La confrontation est souvent tendue, voire brutale ; dans son usine de
canons la voix de l’ouvrière Arbouzova est couverte par des
vociférations : « Vous travaillez pour les Allemands ! », « Lénine
est un espion allemand ! », « Lénine est rentré en Russie dans
un wagon d’or allemand [230]  ! »
Staline ignore ces affrontements verbaux. De mars à octobre 1917, il ne
prendra la parole que trois fois en public, le 18 avril, le 14 mai et
le 17 août, à l’occasion d’une conférence faite à des soldats. C’est tout.

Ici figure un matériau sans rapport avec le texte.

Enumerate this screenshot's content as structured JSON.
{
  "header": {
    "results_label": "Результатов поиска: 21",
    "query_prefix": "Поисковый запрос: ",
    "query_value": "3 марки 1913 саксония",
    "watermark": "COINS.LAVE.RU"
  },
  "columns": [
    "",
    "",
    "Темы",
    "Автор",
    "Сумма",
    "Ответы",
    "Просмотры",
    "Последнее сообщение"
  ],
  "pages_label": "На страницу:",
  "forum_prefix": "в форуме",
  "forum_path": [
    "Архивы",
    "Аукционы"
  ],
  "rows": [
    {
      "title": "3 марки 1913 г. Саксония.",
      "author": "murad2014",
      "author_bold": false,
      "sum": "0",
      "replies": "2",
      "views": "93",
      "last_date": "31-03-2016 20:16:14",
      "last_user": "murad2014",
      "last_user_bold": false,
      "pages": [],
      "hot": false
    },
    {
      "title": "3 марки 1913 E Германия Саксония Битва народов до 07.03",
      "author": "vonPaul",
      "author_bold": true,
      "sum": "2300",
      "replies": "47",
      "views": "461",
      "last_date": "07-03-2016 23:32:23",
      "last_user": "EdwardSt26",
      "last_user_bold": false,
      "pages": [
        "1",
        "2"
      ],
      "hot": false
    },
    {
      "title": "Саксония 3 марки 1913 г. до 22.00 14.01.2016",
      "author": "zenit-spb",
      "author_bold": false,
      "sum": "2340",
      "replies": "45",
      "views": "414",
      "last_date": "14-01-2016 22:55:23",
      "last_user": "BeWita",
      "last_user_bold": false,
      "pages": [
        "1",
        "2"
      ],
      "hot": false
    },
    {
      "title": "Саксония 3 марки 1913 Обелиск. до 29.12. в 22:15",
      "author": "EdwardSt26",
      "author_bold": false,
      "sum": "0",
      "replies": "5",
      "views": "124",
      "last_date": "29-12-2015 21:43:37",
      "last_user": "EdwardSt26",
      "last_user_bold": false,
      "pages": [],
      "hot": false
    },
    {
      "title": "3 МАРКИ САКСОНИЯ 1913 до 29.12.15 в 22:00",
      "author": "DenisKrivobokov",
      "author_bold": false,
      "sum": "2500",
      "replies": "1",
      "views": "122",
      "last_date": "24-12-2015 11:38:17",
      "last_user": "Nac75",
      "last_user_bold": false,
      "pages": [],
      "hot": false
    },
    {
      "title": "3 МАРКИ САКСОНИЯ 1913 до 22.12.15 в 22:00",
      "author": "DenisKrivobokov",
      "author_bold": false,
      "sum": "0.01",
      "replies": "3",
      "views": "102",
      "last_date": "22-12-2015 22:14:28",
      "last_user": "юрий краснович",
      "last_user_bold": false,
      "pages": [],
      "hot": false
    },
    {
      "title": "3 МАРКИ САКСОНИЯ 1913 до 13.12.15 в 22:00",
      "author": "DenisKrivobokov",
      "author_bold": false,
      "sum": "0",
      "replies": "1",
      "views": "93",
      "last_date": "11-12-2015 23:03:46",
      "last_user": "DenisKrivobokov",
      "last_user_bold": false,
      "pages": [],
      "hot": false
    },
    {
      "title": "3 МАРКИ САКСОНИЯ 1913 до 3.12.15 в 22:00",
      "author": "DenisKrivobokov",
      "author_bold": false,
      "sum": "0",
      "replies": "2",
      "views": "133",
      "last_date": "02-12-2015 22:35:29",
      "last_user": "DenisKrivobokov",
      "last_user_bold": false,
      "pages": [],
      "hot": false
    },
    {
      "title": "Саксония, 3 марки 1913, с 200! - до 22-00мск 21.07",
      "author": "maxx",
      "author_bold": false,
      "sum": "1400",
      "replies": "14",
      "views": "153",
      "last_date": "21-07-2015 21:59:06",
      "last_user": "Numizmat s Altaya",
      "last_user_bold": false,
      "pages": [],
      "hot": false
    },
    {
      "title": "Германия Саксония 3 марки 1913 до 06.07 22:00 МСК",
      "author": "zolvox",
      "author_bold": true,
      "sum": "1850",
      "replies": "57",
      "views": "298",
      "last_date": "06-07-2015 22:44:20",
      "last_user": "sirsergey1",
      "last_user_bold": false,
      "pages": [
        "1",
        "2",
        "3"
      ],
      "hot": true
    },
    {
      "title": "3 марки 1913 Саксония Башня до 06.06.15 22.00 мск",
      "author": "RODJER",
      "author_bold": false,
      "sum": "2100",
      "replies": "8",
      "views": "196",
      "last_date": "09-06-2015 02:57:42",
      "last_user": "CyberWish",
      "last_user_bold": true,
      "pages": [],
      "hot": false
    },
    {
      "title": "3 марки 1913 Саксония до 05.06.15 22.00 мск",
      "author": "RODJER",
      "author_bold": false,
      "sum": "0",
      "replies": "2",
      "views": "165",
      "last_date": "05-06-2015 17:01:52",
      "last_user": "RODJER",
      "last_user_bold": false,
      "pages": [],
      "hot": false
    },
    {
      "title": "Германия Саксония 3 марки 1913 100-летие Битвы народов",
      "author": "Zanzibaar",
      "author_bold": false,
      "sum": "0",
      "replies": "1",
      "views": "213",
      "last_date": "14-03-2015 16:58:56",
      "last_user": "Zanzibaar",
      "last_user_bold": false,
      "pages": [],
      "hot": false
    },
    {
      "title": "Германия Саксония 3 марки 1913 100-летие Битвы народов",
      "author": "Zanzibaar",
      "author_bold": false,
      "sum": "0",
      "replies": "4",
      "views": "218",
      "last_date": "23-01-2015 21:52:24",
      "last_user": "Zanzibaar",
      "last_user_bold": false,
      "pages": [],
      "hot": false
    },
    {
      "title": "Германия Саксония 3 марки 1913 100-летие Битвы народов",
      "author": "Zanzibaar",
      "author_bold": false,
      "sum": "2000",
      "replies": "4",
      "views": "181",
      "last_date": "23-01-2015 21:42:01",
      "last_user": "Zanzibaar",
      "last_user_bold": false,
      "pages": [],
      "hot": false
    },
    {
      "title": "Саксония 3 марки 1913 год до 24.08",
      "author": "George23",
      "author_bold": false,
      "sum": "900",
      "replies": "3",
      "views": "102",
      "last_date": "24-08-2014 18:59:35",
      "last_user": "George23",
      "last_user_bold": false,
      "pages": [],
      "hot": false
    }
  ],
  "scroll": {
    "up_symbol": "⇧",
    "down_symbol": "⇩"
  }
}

Il a battu, pendant ces mois d’ébullition révolutionnaire, le record d’abstention
publique parmi les dirigeants du parti bolchevik – qui a pourtant grand
besoin de tribuns populaires et d’agitateurs. Car Staline n’aime pas ces vastes
auditoires attentifs, tendus, hésitants, fluctuants, mobiles, enthousiastes ou
hostiles d’hommes et de femmes qui s’éveillent à la politique, applaudissent,
sifflent, questionnent, interpellent. Il est déjà l’ombre portée d’un appareil
alors pourtant encore virtuel.
    Sa discrétion est si étonnante qu’en 1930, alors que le
culte de Staline prend son essor, son vieux camarade Pestkovski écrit : « Les
larges masses de Petrograd ne connaissaient guère Staline alors. Il ne
recherchait pas la popularité. Dénué de talent oratoire, il fuyait les meetings
publics. Mais aucune conférence du Parti, aucune réunion d’organisation
sérieuse ne se déroulait sans un rapport politique de Staline. Aussi les cadres
du Parti le connaissaient-ils bien [231] . »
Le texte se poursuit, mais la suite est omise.